- Q4 2025 Revenue Growth: Achieved $581 million in revenue, up 9% YoY, with all four business lines growing and exceeding guidance by placing 121 MW of energy assets into operations.
- Recurring Revenue Strength: Long-term O&M revenue backlog reached $1.5 billion, up 11% in recurring revenue, highlighting stable cash flow from energy asset operations and maintenance.
- 2026 Guidance: Targeting $2.1 billion revenue and $283 million adjusted EBITDA (midpoint of ranges), reflecting 9% and 19% growth, with 100–120 MW of energy assets planned, including 2 RNG plants.
- European Expansion: Growth driven by acquisitions and partnerships (e.g., SUNEL Group joint venture) in solar and battery storage, with strong project pipelines and strategic focus on solar/wind installations.
- Margin Improvements: Discipline in project selection, pricing, and cost control drove margin gains, particularly in larger infrastructure projects, while supply chain challenges improved post-pandemic.
Business Drivers and Growth Prospects
The key drivers of Ameresco's success include excellent execution by the team, recurring revenue contributions from its energy asset and O&M businesses, and growth across all three core business lines.
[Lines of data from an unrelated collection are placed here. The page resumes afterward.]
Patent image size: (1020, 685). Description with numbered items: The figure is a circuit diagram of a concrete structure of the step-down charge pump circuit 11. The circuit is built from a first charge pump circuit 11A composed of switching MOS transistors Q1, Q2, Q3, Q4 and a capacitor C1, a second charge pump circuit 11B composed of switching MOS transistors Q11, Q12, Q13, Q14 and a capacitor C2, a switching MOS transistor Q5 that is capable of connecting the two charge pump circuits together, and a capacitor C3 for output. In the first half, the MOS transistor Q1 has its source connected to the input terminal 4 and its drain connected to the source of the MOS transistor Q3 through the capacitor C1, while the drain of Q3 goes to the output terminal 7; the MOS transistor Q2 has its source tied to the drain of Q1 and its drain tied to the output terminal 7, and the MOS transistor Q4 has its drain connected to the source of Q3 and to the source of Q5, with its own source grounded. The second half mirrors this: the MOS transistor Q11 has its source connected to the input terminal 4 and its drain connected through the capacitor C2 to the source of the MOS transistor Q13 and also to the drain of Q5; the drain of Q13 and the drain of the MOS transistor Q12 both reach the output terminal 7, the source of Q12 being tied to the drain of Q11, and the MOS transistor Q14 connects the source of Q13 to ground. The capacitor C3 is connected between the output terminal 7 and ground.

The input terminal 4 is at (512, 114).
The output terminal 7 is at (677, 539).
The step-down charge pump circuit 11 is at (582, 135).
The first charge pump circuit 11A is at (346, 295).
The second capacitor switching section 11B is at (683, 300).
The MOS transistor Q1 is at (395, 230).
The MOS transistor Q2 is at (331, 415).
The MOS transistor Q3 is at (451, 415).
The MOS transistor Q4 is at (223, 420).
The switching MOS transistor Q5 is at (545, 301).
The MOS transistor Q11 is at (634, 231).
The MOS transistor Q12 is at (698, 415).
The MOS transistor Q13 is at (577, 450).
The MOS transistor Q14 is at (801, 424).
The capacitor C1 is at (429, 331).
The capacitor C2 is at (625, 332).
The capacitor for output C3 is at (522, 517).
The company's European growth strategy has been driven by opportunistic acquisitions and partnerships, including a joint venture with the Greek-based SUNEL Group. As George Sakellaris noted, the company is well-positioned to benefit from long-term trends driving demand for its energy solutions, including a rapidly growing demand for electricity and increasing energy costs.
Guidance and Outlook
For 2026, Ameresco is guiding to approximately $2.1 billion of revenue and $283 million of adjusted EBITDA at the midpoint of its ranges, representing growth of 9% and 19%, respectively. Analysts estimate next year's revenue growth at 9.8%, indicating a slight beat. The company expects to place approximately 100 to 120 megawatts of energy assets into service, including 2 RNG plants.
Valuation and Metrics
With a P/E Ratio of 33.55 and an EV/EBITDA of 15.72, Ameresco's valuation multiples indicate a premium relative to its earnings and cash flow generation. However, its ROE of 4.19% and ROIC of 3.44% suggest a relatively stable return profile. The company's Net Debt / EBITDA ratio of 8.77 may raise concerns about its leverage, but its diversified business model and strong backlog provide visibility into future revenue.
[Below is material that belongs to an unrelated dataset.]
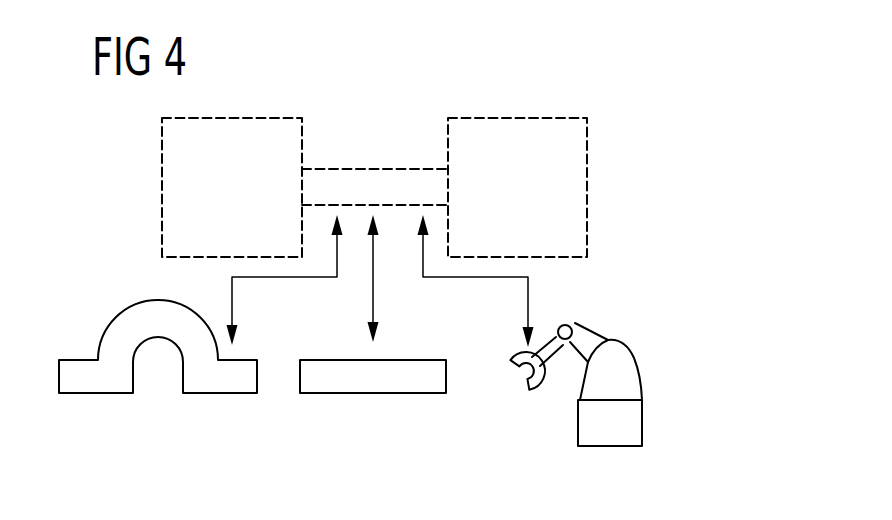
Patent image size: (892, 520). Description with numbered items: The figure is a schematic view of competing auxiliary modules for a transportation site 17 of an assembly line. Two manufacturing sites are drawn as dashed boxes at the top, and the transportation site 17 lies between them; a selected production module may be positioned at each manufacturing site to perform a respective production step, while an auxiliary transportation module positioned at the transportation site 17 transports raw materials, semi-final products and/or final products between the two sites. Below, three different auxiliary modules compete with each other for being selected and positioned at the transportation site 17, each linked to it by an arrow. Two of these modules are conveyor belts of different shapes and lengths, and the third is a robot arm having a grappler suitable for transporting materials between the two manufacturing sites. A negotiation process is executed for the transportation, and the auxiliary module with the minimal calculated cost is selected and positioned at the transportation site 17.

The transportation site 17 is at (393, 169).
Operational Highlights and Risks
The company's risk management approach, as emphasized by Mark Chiplock, is crucial in bringing new projects into the backlog. Ameresco's discipline in managing projects and derisking gating items will be essential in maintaining its growth prospects. The company's exposure to tariffs and lithium prices may impact its supply chain, but it is managing this risk through contract protections and price adjustment mechanisms.